Case Study Basics

What Is a Case Study? *

A case study is a snapshot of an organization or an industry wrestling with a dilemma, written to serve a set of pedagogical objectives. Whether raw or cooked, what distinguishes a pedagogical case study from other writing is that it centers on one or more dilemmas. Rather than take in information passively, a case study invites readers to engage the material in the case to solve the problems presented. Whatever the case structure, the best classroom cases all have these attributes: (1)The case discusses issues that allow for a number of different courses of action – the issues discussed are not “no-brainers,” (2) the case makes the management issues as compelling as possible by providing rich background and detail,and (3)the case invites the creative use of analytical management tools.

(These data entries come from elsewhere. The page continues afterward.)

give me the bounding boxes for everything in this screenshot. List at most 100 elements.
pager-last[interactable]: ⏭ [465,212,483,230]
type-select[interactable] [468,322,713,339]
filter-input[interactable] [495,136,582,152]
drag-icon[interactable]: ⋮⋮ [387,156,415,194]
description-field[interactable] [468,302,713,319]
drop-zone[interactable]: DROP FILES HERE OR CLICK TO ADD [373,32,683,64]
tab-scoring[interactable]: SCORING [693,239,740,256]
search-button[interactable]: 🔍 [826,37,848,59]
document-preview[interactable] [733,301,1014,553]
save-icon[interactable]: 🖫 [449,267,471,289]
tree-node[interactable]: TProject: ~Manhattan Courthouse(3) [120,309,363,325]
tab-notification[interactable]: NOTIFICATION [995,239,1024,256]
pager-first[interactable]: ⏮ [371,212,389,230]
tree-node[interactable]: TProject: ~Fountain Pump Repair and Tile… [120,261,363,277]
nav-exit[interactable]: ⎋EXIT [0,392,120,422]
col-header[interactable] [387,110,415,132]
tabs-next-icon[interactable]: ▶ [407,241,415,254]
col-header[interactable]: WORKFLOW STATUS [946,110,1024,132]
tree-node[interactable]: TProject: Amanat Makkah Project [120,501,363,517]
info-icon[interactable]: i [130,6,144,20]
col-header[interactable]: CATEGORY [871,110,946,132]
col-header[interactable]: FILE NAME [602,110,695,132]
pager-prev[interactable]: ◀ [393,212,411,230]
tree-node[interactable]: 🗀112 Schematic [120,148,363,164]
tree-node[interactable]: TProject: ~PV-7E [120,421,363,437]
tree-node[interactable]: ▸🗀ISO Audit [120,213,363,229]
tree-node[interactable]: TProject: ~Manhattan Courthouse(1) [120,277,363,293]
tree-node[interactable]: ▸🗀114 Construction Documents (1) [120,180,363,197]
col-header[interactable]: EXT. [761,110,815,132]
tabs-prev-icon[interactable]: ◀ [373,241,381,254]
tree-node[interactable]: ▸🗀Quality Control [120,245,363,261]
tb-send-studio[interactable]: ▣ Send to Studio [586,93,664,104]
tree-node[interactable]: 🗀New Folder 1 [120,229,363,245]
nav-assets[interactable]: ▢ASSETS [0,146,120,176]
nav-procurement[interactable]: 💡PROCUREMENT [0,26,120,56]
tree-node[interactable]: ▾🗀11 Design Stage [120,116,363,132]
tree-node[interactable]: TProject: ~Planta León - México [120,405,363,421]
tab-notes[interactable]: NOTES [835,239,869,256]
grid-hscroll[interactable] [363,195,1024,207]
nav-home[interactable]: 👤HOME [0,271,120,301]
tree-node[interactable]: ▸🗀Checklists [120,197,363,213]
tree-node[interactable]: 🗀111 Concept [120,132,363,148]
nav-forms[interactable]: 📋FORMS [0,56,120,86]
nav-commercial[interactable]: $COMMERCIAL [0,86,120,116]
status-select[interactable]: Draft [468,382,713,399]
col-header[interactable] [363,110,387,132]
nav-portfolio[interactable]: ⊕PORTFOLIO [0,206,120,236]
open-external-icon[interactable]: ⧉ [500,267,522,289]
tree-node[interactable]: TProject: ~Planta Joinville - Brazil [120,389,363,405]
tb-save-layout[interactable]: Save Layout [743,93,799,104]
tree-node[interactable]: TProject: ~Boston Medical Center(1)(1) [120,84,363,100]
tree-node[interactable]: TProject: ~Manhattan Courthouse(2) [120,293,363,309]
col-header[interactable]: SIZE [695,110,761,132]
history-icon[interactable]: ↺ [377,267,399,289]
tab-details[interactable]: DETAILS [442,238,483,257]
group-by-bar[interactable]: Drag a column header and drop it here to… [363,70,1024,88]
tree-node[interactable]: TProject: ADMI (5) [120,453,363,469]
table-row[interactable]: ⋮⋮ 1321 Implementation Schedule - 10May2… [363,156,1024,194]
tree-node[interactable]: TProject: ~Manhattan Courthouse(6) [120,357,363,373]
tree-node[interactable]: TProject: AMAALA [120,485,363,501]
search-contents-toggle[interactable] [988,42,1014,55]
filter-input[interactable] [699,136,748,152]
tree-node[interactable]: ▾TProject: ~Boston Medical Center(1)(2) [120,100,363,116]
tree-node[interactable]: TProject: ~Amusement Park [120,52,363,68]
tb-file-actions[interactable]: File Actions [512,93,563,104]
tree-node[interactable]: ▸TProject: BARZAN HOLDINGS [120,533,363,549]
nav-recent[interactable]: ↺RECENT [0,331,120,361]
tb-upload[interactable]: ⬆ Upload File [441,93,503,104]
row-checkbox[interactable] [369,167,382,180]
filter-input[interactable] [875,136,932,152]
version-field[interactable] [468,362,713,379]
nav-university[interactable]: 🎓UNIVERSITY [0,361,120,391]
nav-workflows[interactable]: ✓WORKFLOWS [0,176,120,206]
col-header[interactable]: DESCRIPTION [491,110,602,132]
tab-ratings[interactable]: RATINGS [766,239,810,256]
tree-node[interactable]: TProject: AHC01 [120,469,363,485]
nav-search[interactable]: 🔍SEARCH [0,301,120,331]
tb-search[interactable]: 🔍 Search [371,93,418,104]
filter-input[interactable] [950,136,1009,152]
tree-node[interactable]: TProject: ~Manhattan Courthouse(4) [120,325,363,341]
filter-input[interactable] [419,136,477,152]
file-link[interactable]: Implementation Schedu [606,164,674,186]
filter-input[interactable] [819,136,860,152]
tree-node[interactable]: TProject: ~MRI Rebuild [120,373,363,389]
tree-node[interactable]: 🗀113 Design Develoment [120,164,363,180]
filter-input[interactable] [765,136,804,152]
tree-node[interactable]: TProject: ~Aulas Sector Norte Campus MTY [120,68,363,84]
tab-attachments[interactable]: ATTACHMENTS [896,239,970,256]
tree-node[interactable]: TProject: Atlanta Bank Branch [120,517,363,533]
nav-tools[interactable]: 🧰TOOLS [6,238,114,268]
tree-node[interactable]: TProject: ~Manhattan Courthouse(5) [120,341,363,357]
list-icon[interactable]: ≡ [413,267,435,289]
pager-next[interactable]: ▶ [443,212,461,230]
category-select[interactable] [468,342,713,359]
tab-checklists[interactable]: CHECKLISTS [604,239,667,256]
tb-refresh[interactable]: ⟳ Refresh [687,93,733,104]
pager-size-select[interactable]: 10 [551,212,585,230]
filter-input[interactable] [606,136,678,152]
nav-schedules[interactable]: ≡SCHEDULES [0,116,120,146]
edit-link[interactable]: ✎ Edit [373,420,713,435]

Case studies are immensely useful as teaching tools and sources of research ideas. They build a reservoir of subject knowledge and help students develop analytical skills. For the faculty, cases provide unparalleled insights into the continually evolving world of management and may inspire further theoretical inquiry.

There are many case formats. A traditional case study presents a management issue or issues calling for resolution and action. It generally breaks off at a decision point with the manager weighing a number of different options. It puts the student in the decision-maker’s shoes and allows the student to understand the stakes involved. In other instances, a case study is more of a forensic exercise. The operations and history of a company or an industry will be presented without reference to a specific dilemma. The instructor will then ask students to comment on how the organization operates, to look for the key success factors, critical relationships, and underlying sources of value. A written case will pre-package appropriate material for students, while an online case may provide a wider variety of topics in a less linear manner.

Choosing Participants for a Case Study

Many organizations cooperate in case studies out of a desire to contribute to management education. They understand the need for management school professors and students to keep current with practice.

Organizations also cooperate in order to gain exposure in management school classrooms. The increased visibility and knowledge about an organization’s operations and culture can lead to subsidiary benefits such as improved recruiting.

Finally, organizations participate because reading a case about their operations and decision making written by a neutral observer can generate useful insights. A case study preserves a moment in time and chronicles an otherwise hidden history. Managers who visit the classroom to view the case discussion generally find the experience invigorating.

The Final Product

    Cases are usually written as narratives that take the reader through the events leading to the decision point, including relevant information on the historical, competitive, legal, technical, and political environment facing the organization. A written case study generally runs from 5,000 to 10,000 words of text supplemented with numerous pages of data exhibits. An online raw case may have less original text, but will require students to extract information from multiple original documents, videos of company leaders discussing the challenges, photographs, and links to articles and websites.

    The first time a case is taught represents something of a test run. As students react to the material, plan to revise the case to include additional information or to delete data that does not appear useful. If the organization’s managers attend the class, their responses to student comments and questions may suggest some case revisions as well.

    The sponsoring professor will generally write a “teaching note” to give other instructors advice on how to structure classroom discussion and useful bits of analysis that can be included to explicate the issues highlighted in the case study.

    Finally, one case may inspire another. Either during the case writing process or after a case is done, a second “B” case might be useful to write that outlines what the organization did or that outlines new challenges faced by the organization after the timeframe of the initial case study.


    * Portions of this note are adapted from E. Raymond Corey, “Writing Cases and Teaching Notes,” Harvard Business School case 399-077, with updates to reflect Yale School of Management practices for traditional and raw cases.